Key recommendations from the study include:
- Expanding CRS availability, especially for hospitals that don’t have a co-located treatment agency;
- Adding warm hand-off training into new physician orientations and other education opportunities such as grand rounds or huddles;
- Using automated triggers in electronic health records to identify an overdose survivor; and
- Increasing access to Narcan, the overdose rescue medication.
The Foundation is commissioning a second study that will re-evaluate the program, track outcomes, and provide further recommendations. The study will begin in September 2019 and results will be communicated in 2020.
“This study, and the one that will follow, are important benchmarks for measuring the success of what is one of the most critical pieces of the recovery process — getting someone into substance use treatment as quickly as possible,” said Lorina Marshall-Blake, president of the Foundation. “We’re excited that this research was a valuable tool in providing additional resources for Bucks County, and for broader discussions across the state focused on combating the growing opioid epidemic.”
“We applaud the IBC Foundation for its commitment and efforts to address the opioid crisis in our state,” said DDAP Secretary Jen Smith. “We’re optimistic that with the additional resources this funding provides, doctors and treatment providers in Bucks County will greatly increase the likelihood that someone with the disease of addiction gets the help they need.”
According to the Centers for Disease Control and Prevention, Pennsylvania experienced an 81 percent increase in opioid overdose emergency department visits from 2016 to 2017, one of the highest increases in the nation.
DDAP prioritized warm hand-offs as part of contractual agreements with the county program offices, known as Single County Authorities (SCAs). This requires SCAs to have a direct referral process in place for those agreeing to treatment from a warm hand-off in an emergency department. Since January 2017, more than 5,000 individuals have been directly referred to treatment as part of the warm hand-off concept. In Bucks County, among residents who overdosed and agreed to meet with a CRS, 56 percent were placed directly in inpatient treatment.
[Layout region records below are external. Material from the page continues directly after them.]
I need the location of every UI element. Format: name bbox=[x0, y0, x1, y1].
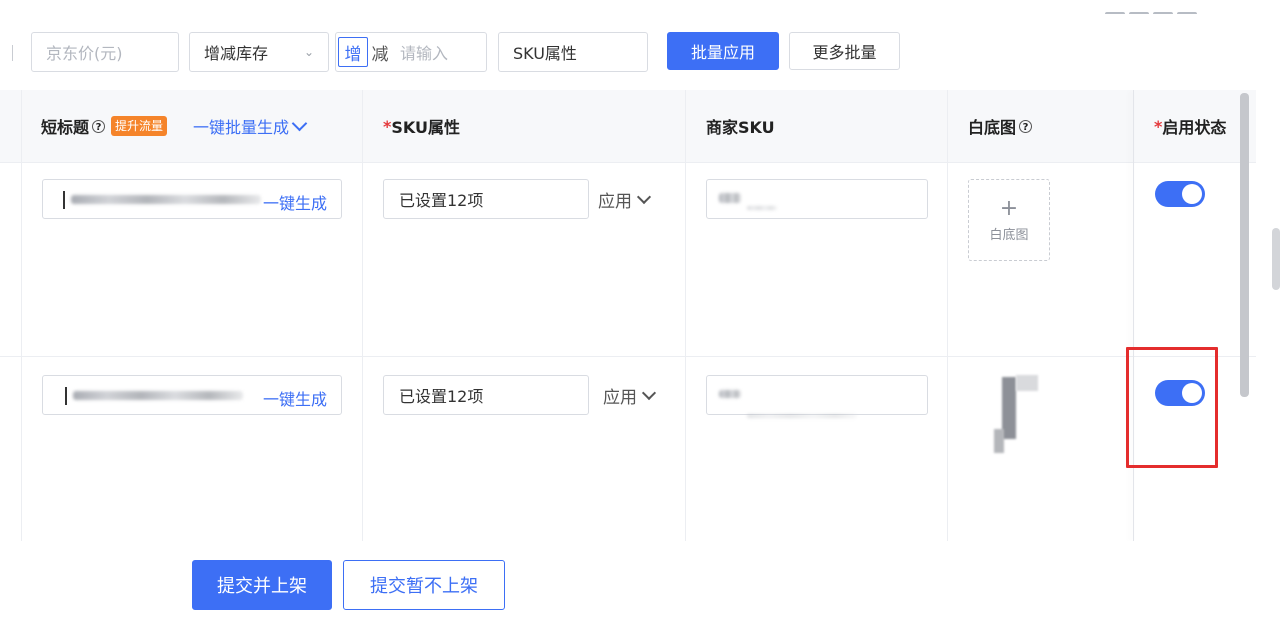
upload-label: 白底图 bbox=[989, 227, 1029, 243]
toggle-knob bbox=[1182, 184, 1202, 204]
merchant-sku-input[interactable] bbox=[706, 179, 928, 219]
page-scrollbar[interactable] bbox=[1272, 228, 1280, 290]
white-bg-upload[interactable]: + 白底图 bbox=[968, 179, 1050, 261]
header-enable-status: * 启用状态 bbox=[1154, 116, 1227, 138]
short-title-input[interactable]: 一键生成 bbox=[42, 375, 342, 415]
submit-not-listed-button[interactable]: 提交暂不上架 bbox=[343, 560, 505, 610]
submit-and-list-button[interactable]: 提交并上架 bbox=[192, 560, 332, 610]
batch-apply-button[interactable]: 批量应用 bbox=[667, 32, 779, 70]
cropped-top-right-text bbox=[1105, 2, 1265, 14]
chevron-down-icon bbox=[641, 385, 657, 401]
redacted-text bbox=[73, 391, 243, 400]
sku-attr-select[interactable]: SKU属性 bbox=[498, 32, 648, 72]
enable-toggle[interactable] bbox=[1155, 181, 1205, 207]
chevron-down-icon bbox=[291, 115, 308, 132]
product-thumbnail[interactable] bbox=[990, 369, 1050, 465]
quantity-placeholder: 请输入 bbox=[400, 44, 449, 63]
annotation-highlight-box bbox=[1126, 347, 1218, 468]
help-icon[interactable]: ? bbox=[92, 119, 106, 133]
generate-link[interactable]: 一键生成 bbox=[263, 190, 327, 214]
table-row: 一键生成 已设置12项 应用 bbox=[0, 356, 1256, 542]
redacted-text bbox=[71, 195, 261, 204]
header-short-title: 短标题 ? 提升流量 一键批量生成 bbox=[41, 90, 308, 162]
table-scrollbar[interactable] bbox=[1240, 93, 1249, 397]
jd-price-input[interactable]: 京东价(元) bbox=[31, 32, 179, 72]
decrease-toggle[interactable]: 减 bbox=[368, 40, 392, 65]
chevron-down-icon: ⌄ bbox=[303, 45, 314, 59]
sku-table: 短标题 ? 提升流量 一键批量生成 * SKU属性 商家SKU 白底图 ? * … bbox=[0, 90, 1256, 542]
header-sku-attr: * SKU属性 bbox=[383, 116, 461, 138]
stock-adjust-input[interactable]: 增 减 请输入 bbox=[335, 32, 487, 72]
price-placeholder: 京东价(元) bbox=[46, 44, 123, 63]
batch-generate-link[interactable]: 一键批量生成 bbox=[193, 114, 308, 138]
text-cursor bbox=[63, 191, 65, 209]
stock-mode-value: 增减库存 bbox=[204, 44, 269, 63]
generate-link[interactable]: 一键生成 bbox=[263, 386, 327, 410]
short-title-input[interactable]: 一键生成 bbox=[42, 179, 342, 219]
text-cursor bbox=[65, 387, 67, 405]
more-batch-button[interactable]: 更多批量 bbox=[789, 32, 900, 70]
sku-attr-field[interactable]: 已设置12项 bbox=[383, 179, 589, 219]
table-row: 一键生成 已设置12项 应用 + 白底图 bbox=[0, 162, 1256, 357]
header-merchant-sku: 商家SKU bbox=[706, 118, 775, 137]
toolbar-divider bbox=[12, 45, 13, 61]
sku-attr-field[interactable]: 已设置12项 bbox=[383, 375, 589, 415]
merchant-sku-input[interactable] bbox=[706, 375, 928, 418]
redacted-text bbox=[719, 193, 741, 203]
chevron-down-icon bbox=[636, 189, 652, 205]
table-header: 短标题 ? 提升流量 一键批量生成 * SKU属性 商家SKU 白底图 ? * … bbox=[0, 90, 1256, 162]
increase-toggle[interactable]: 增 bbox=[338, 37, 368, 67]
redacted-text bbox=[719, 390, 741, 398]
header-white-bg: 白底图 ? bbox=[968, 90, 1033, 162]
stock-mode-select[interactable]: 增减库存 ⌄ bbox=[189, 32, 329, 72]
boost-traffic-badge: 提升流量 bbox=[111, 116, 168, 136]
fixed-column-divider bbox=[1133, 90, 1134, 542]
sku-attr-value: SKU属性 bbox=[513, 44, 577, 63]
plus-icon: + bbox=[999, 195, 1019, 221]
apply-dropdown[interactable]: 应用 bbox=[598, 187, 652, 212]
help-icon[interactable]: ? bbox=[1019, 119, 1033, 133]
apply-dropdown[interactable]: 应用 bbox=[603, 383, 657, 408]
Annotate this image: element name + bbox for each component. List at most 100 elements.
The Foundation, through its Supporting Treatment and Overdose Prevention (STOP) initiative, is increasing awareness about the opioid epidemic. It is also improving access to opioid abuse prevention and treatment in southeastern PA through a variety of strategies and regional partnerships, such as:
- Someone You Know: A multimedia public awareness campaign focused on reducing the stigma of opioid abuse and inspiring hope in people seeking help with addiction and recovery.
- Enabling Community Partners: Supporting community-based treatment and prevention programs.
- Prescription Drug Takeback Programs: Supporting efforts to increase availability of safe medication disposal locations through a partnership with Walgreens.
About the Independence Blue Cross Foundation:
The Independence Blue Cross Foundation is a charitable, private foundation, whose mission is leading solutions for a healthier community. The Foundation targets the following areas of impact:
- Securing the Blue Safety Net: Improving access to quality, affordable health care in medically underserved areas.
- Bolstering the Health Care Workforce: Advancing the nursing workforce through education and professional development.
- Addressing Health Priorities: Finding local solutions to national health issues through research and cross-sector partnerships. Currently focusing on the opioid epidemic through the Supporting Treatment and Overdose Prevention (STOP) initiative.
- Community Innovation: Supporting pilot projects that pursue new approaches to existing health-focused challenges in the community.